Tea breaks with tradition
Present-day iterations of Hong Kong's beloved cha chaan teng are often about memorializing elements of the traditional model. Faye Bradley reports.



The cha chaan teng gets a more lavish update at the luxurious Rosewood hotel in Tsim Sha Tsui. "Holt's Caf is a stylish destination that elevates traditional Hong Kong-style cafe culture to an upscale, lively contemporary experience," says chef de cuisine Chung Kwok-wai. Iconic dishes are next leveled with premium ingredients, while the establishment's tea conservatory and in-house tea master raise the dining experience to new heights.

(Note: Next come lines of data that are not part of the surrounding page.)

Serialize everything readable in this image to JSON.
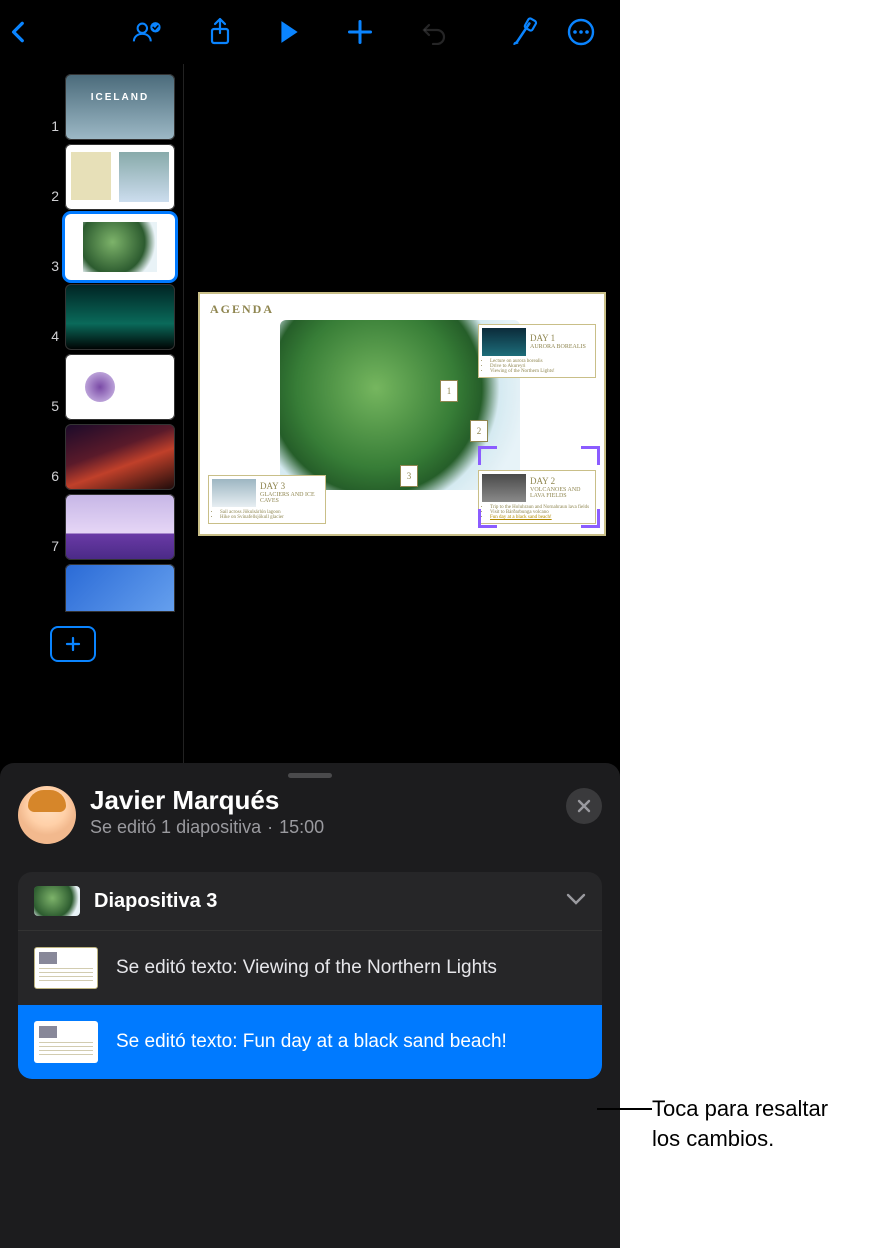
{
  "toolbar": {
    "icons": [
      "back",
      "collaborate",
      "share",
      "play",
      "add",
      "undo",
      "format",
      "more"
    ]
  },
  "thumbnails": {
    "selected_index": 3,
    "items": [
      {
        "num": "1"
      },
      {
        "num": "2"
      },
      {
        "num": "3"
      },
      {
        "num": "4"
      },
      {
        "num": "5"
      },
      {
        "num": "6"
      },
      {
        "num": "7"
      }
    ]
  },
  "slide": {
    "title": "AGENDA",
    "map_markers": [
      "1",
      "2",
      "3"
    ],
    "day1": {
      "label": "DAY 1",
      "subtitle": "AURORA BOREALIS",
      "bullets": [
        "Lecture on aurora borealis",
        "Drive to Akureyri",
        "Viewing of the Northern Lights!"
      ]
    },
    "day2": {
      "label": "DAY 2",
      "subtitle": "VOLCANOES AND LAVA FIELDS",
      "bullets": [
        "Trip to the Holuhraun and Nornahraun lava fields",
        "Visit to Bárðarbunga volcano",
        "Fun day at a black sand beach!"
      ]
    },
    "day3": {
      "label": "DAY 3",
      "subtitle": "GLACIERS AND ICE CAVES",
      "bullets": [
        "Sail across Jökulsárlón lagoon",
        "Hike on Svínafellsjökull glacier"
      ]
    }
  },
  "activity": {
    "author": "Javier Marqués",
    "summary": "Se editó 1 diapositiva",
    "time": "15:00",
    "slide_label": "Diapositiva 3",
    "edits": [
      {
        "text": "Se editó texto: Viewing of the Northern Lights",
        "selected": false
      },
      {
        "text": "Se editó texto: Fun day at a black sand beach!",
        "selected": true
      }
    ]
  },
  "callout": {
    "line1": "Toca para resaltar",
    "line2": "los cambios."
  }
}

"We wanted to create a familiar restaurant that was approachable for our guests ... (one that) serves enhanced comforting classics that you can find in a classic Hong Kong cafe," Chung elaborates. Case in point: for Holt's Caf's Premium char siu rice, the chef uses Japanese grains - which are plumper and have a stickier, firmer texture - and nutty Iberico pork from Spain. A superior, golden-yolked Japanese egg and artisanal, one-year-aged soy sauce from heritage brand Yuan's provide the final flourish to this four-hour-roasted dish. Another cha chaan teng staple, Hainan chicken rice, uses tender, local yellow-feathered chicken, and Thai rice cooked with fresh lemongrass, shallots, galangal, chicken oil and coconut milk, while the traditional chicken broth benefits from a sprinkling of vibrant Chinese goji berries.